Jika hal ini hal ini terus dibiarkan makan akan kontra produktif dengan kampanye pemerintah agar semua usaha dan atau kegiatan melaksanakan bisnis yang ramah lingkungan. Pemerintah hendaknya memberikan kemudahan kepada pengusaha dalam proses mendapatkan dokumen lingkungan. 

Praktek yang masih terjadi sampai saat di lapangan dan berdasarkan informasi dari para konsultan penyusun dokumen AMDAL dan UKL-UPL masih dijumpai biaya yang harus diserahkan Konsultan kepada institusi penilai AMDAL sangat besar dan tidak pernah ada tarif yang standar dan bahkan untuk pembahasan UKL-UPL sampai penerbitan rekomendasi sering sekali bianyanya lebih mahal dari jasa konsultan penyusun. Padahal proses yang ditetapkan oleh Kementerian Lingkungan Hidup untuk Penyusunan dokumen UKL-UPL sudah sederhana tetapi menjadi terlihat jadi rumit dan sangat berat karena tidak ada ketentuan yang mengatur tarif pembahasannya. Jika pemrakarsa dan tim penyusun menanyakan apakah ada aturan yang menetapkan besaran tarif maka instansi yang bersangkutan sering tidak dapat menunjukkan. Pertanyaannya adalah dana yang disetorkan oleh pemrakarsa dan/atau konsultan tersebut menjadi milik siapa? Pemerintahkah atau pihak-pihak tertentu, jika diserahkan ke kas daerah maka tentunya ada peraturan yang menetapkan besaran tarifnya.
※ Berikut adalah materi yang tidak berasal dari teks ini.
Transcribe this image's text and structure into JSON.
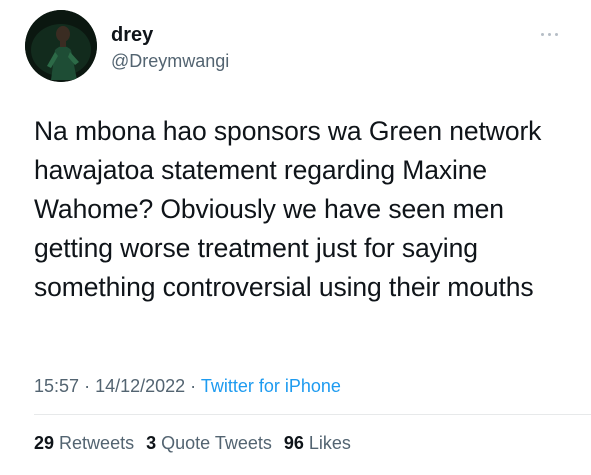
{
  "author": {
    "display_name": "drey",
    "handle": "@Dreymwangi"
  },
  "tweet": {
    "text": "Na mbona hao sponsors wa Green network hawajatoa statement regarding Maxine Wahome? Obviously we have seen men getting worse treatment just for saying something controversial using their mouths"
  },
  "meta": {
    "time": "15:57",
    "separator": "·",
    "date": "14/12/2022",
    "source": "Twitter for iPhone"
  },
  "stats": {
    "retweets_count": "29",
    "retweets_label": "Retweets",
    "quotes_count": "3",
    "quotes_label": "Quote Tweets",
    "likes_count": "96",
    "likes_label": "Likes"
  },
  "colors": {
    "text_primary": "#0f1419",
    "text_secondary": "#536471",
    "link": "#1d9bf0",
    "divider": "#e7e9ea"
  },
  "icons": {
    "more": "more-dots-icon",
    "avatar": "avatar"
  }
}
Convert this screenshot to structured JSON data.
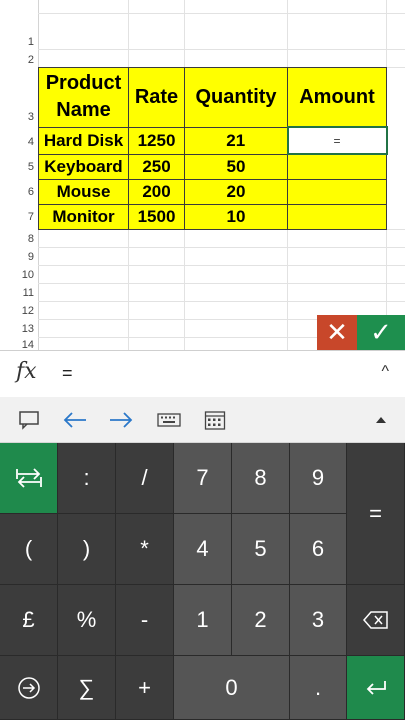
{
  "sheet": {
    "row_numbers": [
      "1",
      "2",
      "3",
      "4",
      "5",
      "6",
      "7",
      "8",
      "9",
      "10",
      "11",
      "12",
      "13",
      "14"
    ],
    "headers": [
      "Product Name",
      "Rate",
      "Quantity",
      "Amount"
    ],
    "rows": [
      {
        "product": "Hard Disk",
        "rate": "1250",
        "quantity": "21",
        "amount": "="
      },
      {
        "product": "Keyboard",
        "rate": "250",
        "quantity": "50",
        "amount": ""
      },
      {
        "product": "Mouse",
        "rate": "200",
        "quantity": "20",
        "amount": ""
      },
      {
        "product": "Monitor",
        "rate": "1500",
        "quantity": "10",
        "amount": ""
      }
    ],
    "active_cell_text": "=",
    "highlight_color": "#ffff00"
  },
  "entry": {
    "cancel_glyph": "✕",
    "confirm_glyph": "✓"
  },
  "formula_bar": {
    "fx_label": "fx",
    "text": "=",
    "collapse_glyph": "^"
  },
  "toolbar": {
    "icons": [
      "window-icon",
      "left-arrow-icon",
      "right-arrow-icon",
      "keyboard-icon",
      "calendar-icon",
      "expand-up-icon"
    ]
  },
  "keypad": {
    "keys": [
      {
        "label": "",
        "icon": "switch-keyboard-icon"
      },
      {
        "label": ":"
      },
      {
        "label": "/"
      },
      {
        "label": "7"
      },
      {
        "label": "8"
      },
      {
        "label": "9"
      },
      {
        "label": "="
      },
      {
        "label": "("
      },
      {
        "label": ")"
      },
      {
        "label": "*"
      },
      {
        "label": "4"
      },
      {
        "label": "5"
      },
      {
        "label": "6"
      },
      {
        "label": "£"
      },
      {
        "label": "%"
      },
      {
        "label": "-"
      },
      {
        "label": "1"
      },
      {
        "label": "2"
      },
      {
        "label": "3"
      },
      {
        "label": "",
        "icon": "backspace-icon"
      },
      {
        "label": "",
        "icon": "navigate-icon"
      },
      {
        "label": "∑"
      },
      {
        "label": "+"
      },
      {
        "label": "0"
      },
      {
        "label": "."
      },
      {
        "label": "",
        "icon": "enter-icon"
      }
    ]
  },
  "colors": {
    "accent": "#217346",
    "cancel": "#c8472a",
    "confirm": "#1e8f4e",
    "keypad_bg": "#3c3c3c",
    "num_key": "#555555"
  }
}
Kementerian Lingkungan Hidup telah mengeluarkan banyak peraturan menyangkut AMDAL dan UKL-UPL dengan satu keinginan agar instrumen lingkungan wajib ini dapat dilaksanakan dengan mudah dan berfungsi mengawal pencegahan terjadinya pencemaran dan kerusakan lingkungan. Dari keseluruhan peraturan menteri tersebut mengapa Kementerian Lingkungan Hidup tidak berani membuat peraturan yang mengatur penetapan standar tarif biaya penilaian dokumen AMDAL dan Pembahasan Dokumen UKL-UPL di Pusat, Provinsi dan Kab/Kota bahkan mencantumkan ketentuan kejelasan tarif dalam persyaratan Linsensi Komisi Penilai AMDAL di setiap tingkatan. Persyaratan ini tidak kalah penting dari aturan ketentuan menyangkut sarana dan prasaran ruang rapat komisi. Hal inilah sering sekali kita jumpai di lapangan dimana para konsultan AMDAL ketika mengajukan biaya penyusunan dokumen AMDAL kepada pemrakarsa memisahkan biaya penyusunan dan penilaian/pembahasan karena bagi mereka komponen biaya penilaian/pembahasan tersebut sangat tidak jelas, tidak pasti dan tidak transparan.

Ketidakjelasanan tarif ini juga mempengaruhi secara langsung akan mempengaruhi kualitas dokumen AMDAL dan UKL-UPL karena akan ada peluang lolosnya dokumen AMDAL dan UKL-UPL yang tidak  berkualitas tetapi memberikan "fasilitas" bayaran yang lebih kepada pihak-pihak tertentu. Bahkan mungkin dokumen cukup dinilai/diulas seadanya saja asal pihak pemrakarsa dan atau konsultan penyusun menyetujui besar tarif yang ditetapkan.

Jika ada Provinsi dan Kabupaten/Kota yang telah menetapkan tarif untuk penilaian AMDAL dan pembahasan dokumen UKL-UPL bahkan membuat Peraturan Daerah menyangkut biaya penerbitan Surat Keputusan Kelalayakan Lingkungan dan Rekomendasi UKL-UPL patut diberikan apresiasi karena mengeluarkan kebijakan yang membangunan iklim investasi yang baik di Indonesia. 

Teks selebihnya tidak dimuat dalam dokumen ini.